If he went ahead with it, would a kids’ national newspaper work? A recent report published in NAA’s Presstime says that the content areas that score big with
young people are entertainment, sports, and civic journalism (or information that helps communities solve problems). According to John Bartolomeo, managing partner of content consultant Clark, Martire
and Bartolomeo of Englewood Cliffs, N.J., the Internet holds much more promise with the young generation. But he also told a recent NAA conference that product improvements designed to attract younger
readers "cannot be devised at the desks of editors in their 40s and 50s." Such improvements "must be researched and not assumed."
Research also shows that readership among younger adult
demographics has dropped as much as 20 percent over the past five years. There’s not a lot of research to show whether teens or pre-teens would intend to read a print product aimed at them.

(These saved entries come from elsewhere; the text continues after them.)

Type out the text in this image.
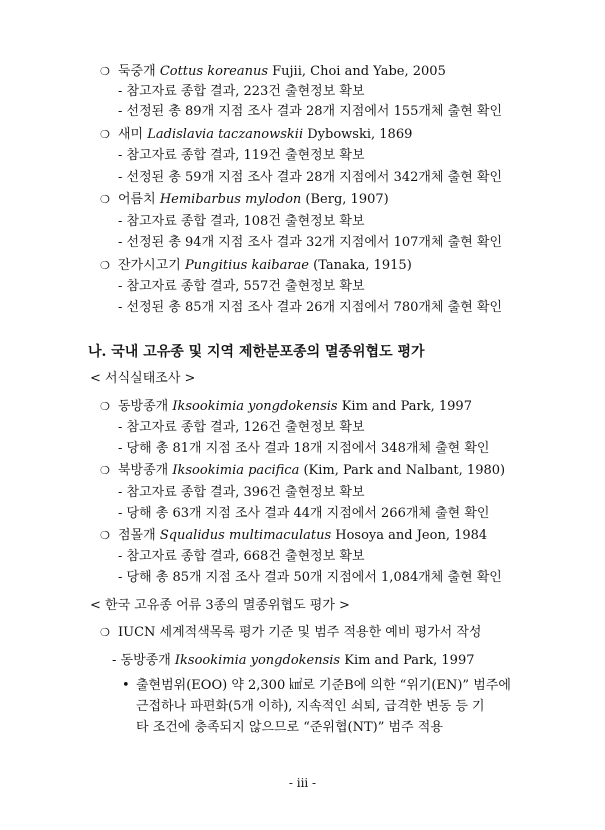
❍ 둑중개 Cottus koreanus Fujii, Choi and Yabe, 2005
- 참고자료 종합 결과, 223건 출현정보 확보
- 선정된 총 89개 지점 조사 결과 28개 지점에서 155개체 출현 확인
❍ 새미 Ladislavia taczanowskii Dybowski, 1869
- 참고자료 종합 결과, 119건 출현정보 확보
- 선정된 총 59개 지점 조사 결과 28개 지점에서 342개체 출현 확인
❍ 어름치 Hemibarbus mylodon (Berg, 1907)
- 참고자료 종합 결과, 108건 출현정보 확보
- 선정된 총 94개 지점 조사 결과 32개 지점에서 107개체 출현 확인
❍ 잔가시고기 Pungitius kaibarae (Tanaka, 1915)
- 참고자료 종합 결과, 557건 출현정보 확보
- 선정된 총 85개 지점 조사 결과 26개 지점에서 780개체 출현 확인
나. 국내 고유종 및 지역 제한분포종의 멸종위협도 평가
< 서식실태조사 >
❍ 동방종개 Iksookimia yongdokensis Kim and Park, 1997
- 참고자료 종합 결과, 126건 출현정보 확보
- 당해 총 81개 지점 조사 결과 18개 지점에서 348개체 출현 확인
❍ 북방종개 Iksookimia pacifica (Kim, Park and Nalbant, 1980)
- 참고자료 종합 결과, 396건 출현정보 확보
- 당해 총 63개 지점 조사 결과 44개 지점에서 266개체 출현 확인
❍ 점몰개 Squalidus multimaculatus Hosoya and Jeon, 1984
- 참고자료 종합 결과, 668건 출현정보 확보
- 당해 총 85개 지점 조사 결과 50개 지점에서 1,084개체 출현 확인
< 한국 고유종 어류 3종의 멸종위협도 평가 >
❍ IUCN 세계적색목록 평가 기준 및 범주 적용한 예비 평가서 작성
- 동방종개 Iksookimia yongdokensis Kim and Park, 1997
• 출현범위(EOO) 약 2,300 ㎢로 기준B에 의한 “위기(EN)” 범주에
근접하나 파편화(5개 이하), 지속적인 쇠퇴, 급격한 변동 등 기
타 조건에 충족되지 않으므로 “준위협(NT)” 범주 적용
- iii -
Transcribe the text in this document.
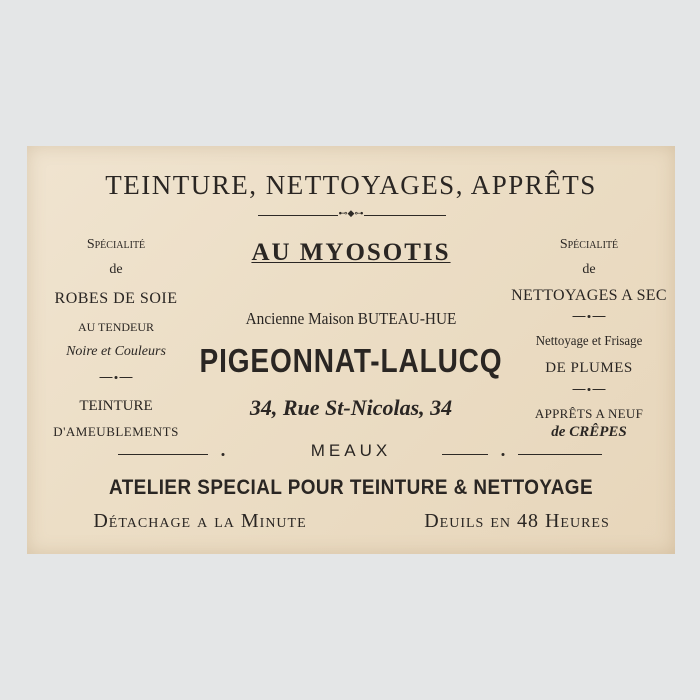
TEINTURE, NETTOYAGES, APPRÊTS
⊷◆⊶
AU MYOSOTIS
Ancienne Maison BUTEAU-HUE
PIGEONNAT-LALUCQ
34, Rue St-Nicolas, 34
MEAUX
ATELIER SPECIAL POUR TEINTURE & NETTOYAGE
Détachage a la Minute	Deuils en 48 Heures
Spécialité
de
ROBES DE SOIE
AU TENDEUR
Noire et Couleurs
TEINTURE
D'AMEUBLEMENTS
Spécialité
de
NETTOYAGES A SEC
Nettoyage et Frisage
DE PLUMES
APPRÊTS A NEUF
de CRÊPES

Neuharth is also aware, however, that newspapers, including his former company Gannett, are under tremendous pressure to increase circulation and ad revenue. Attracting a teen or pre-teen audience
would be a step in the right direction. He is also aware that media planners and buyers have local ad options in a turf where print news once ruled. But newspapers, he says, still provide a unique
and vital advertising vehicle.
"Daily newspapers still have the highest penetration of the local audience," he says. "It is the most accessible and most affordable way for people to get their
news. No one TV program can command attention in a given community like newspapers can. Newspapers have to be heard."